都道府県とそれぞれにある大学が協力して医学部に地域枠を設け、卒業生に一定期間地方勤務を義務付ける取り組みが本格化して10年が経過しました。深刻な医師不足を解消する切り札として、導入した国公立の医学部は全体の約9割にまで広がりました。地域枠は1990年代後半から一部で導入されていましたが、急速に広がり始めたのは2006年度からです。背景には、2004年度に導入された新たな臨床研修制度があります。
新制度では卒業後、自らの希望で研修先を選べるようになりました。このため、先進的な医療機器を備え、経験も積める東京など大都市の病院を選ぶ傾向が強まりました。それ以前の卒業生は大学附属病院の医局に所属し研修するのが一般的でした。医局の教授が人事権を掌握することに批判はありましたが、医局員を関係の深い病院に派遣、へき地を含め配置を調整してきました。

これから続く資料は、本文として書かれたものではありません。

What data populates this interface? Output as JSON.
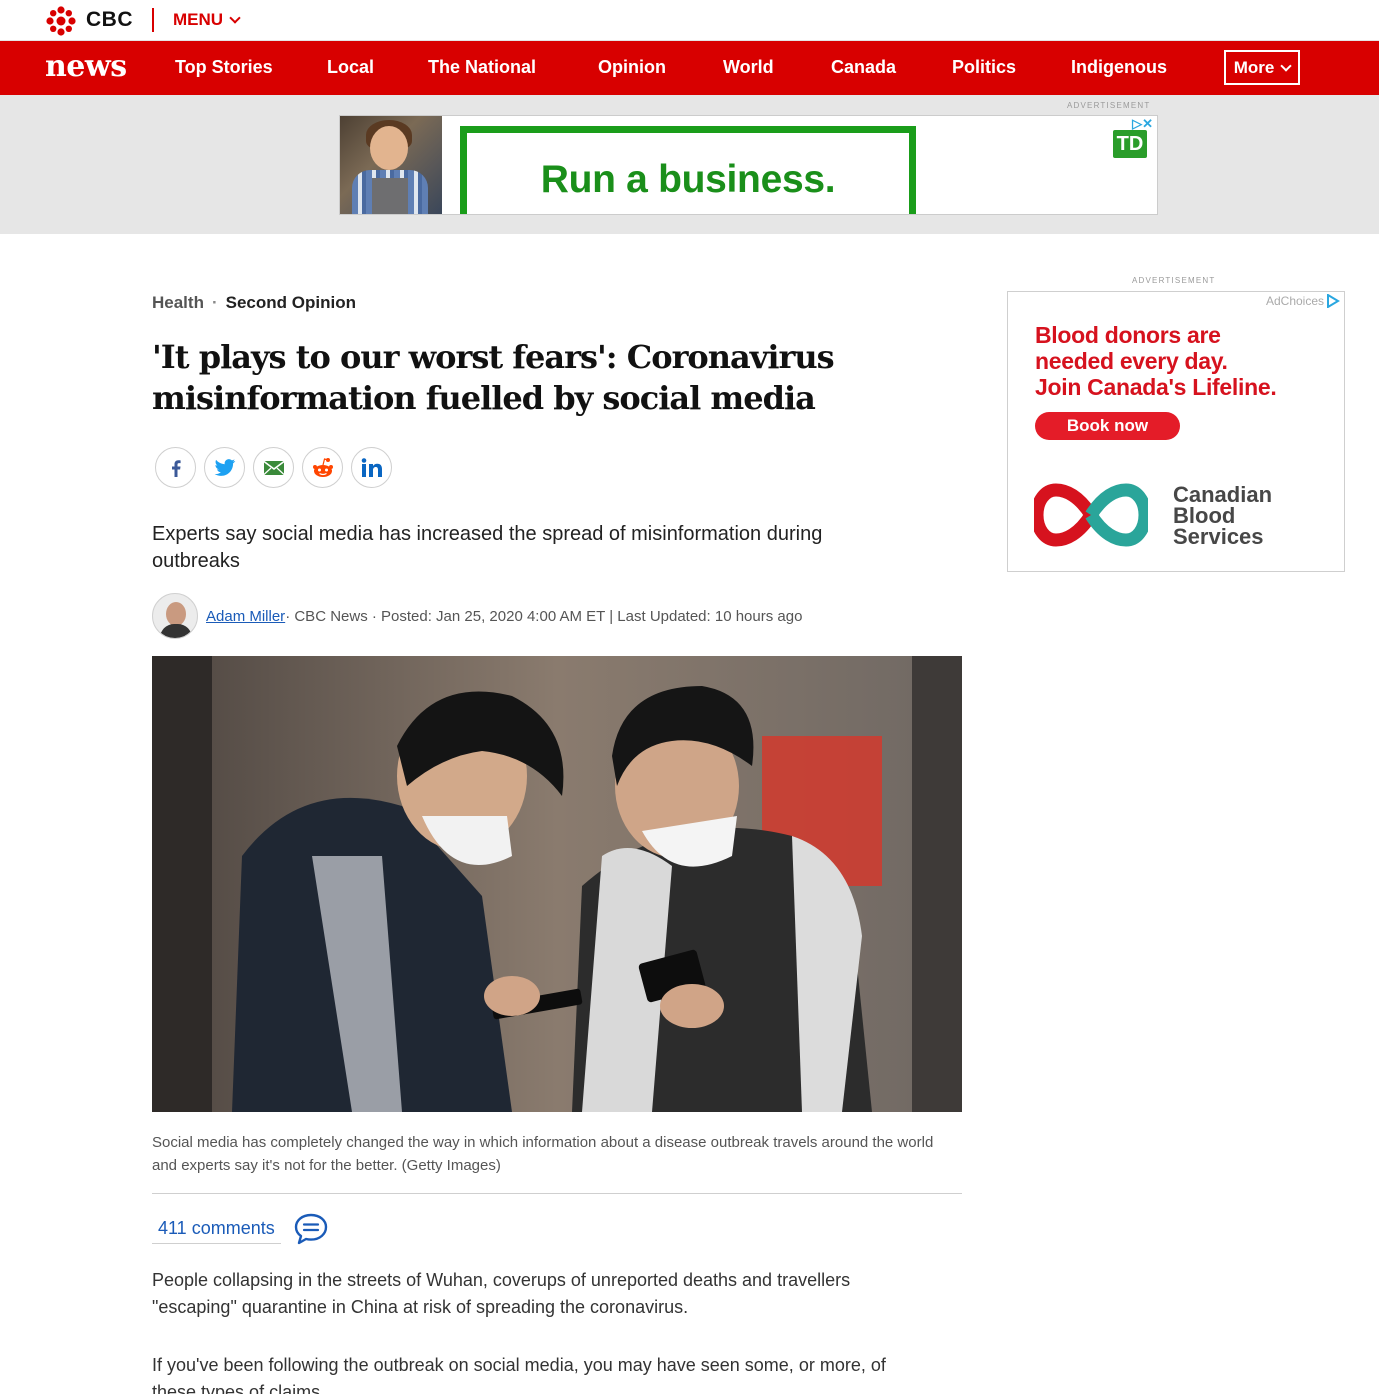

地域的なハンディがある自治体にとって、地域枠は医師が地元に残るきっかけ作りになります。まだ全国的に地域枠を経て地元に勤務する医師は少ないのですが、今後は卒業生が急増し、地域医療で一定の役割を果たすと思われます。しかし、地方は専門医の資格を取得できる環境が保障されていないといった問題が残っています。2017年度には診療科ごとに学会が行う専門医の認定を第三者機関が担うことになり、より資格の取得が進むとみられます。その中でへき地では指導医がいなかったり、特定の臓器について症例の経験不足したりする懸念があります。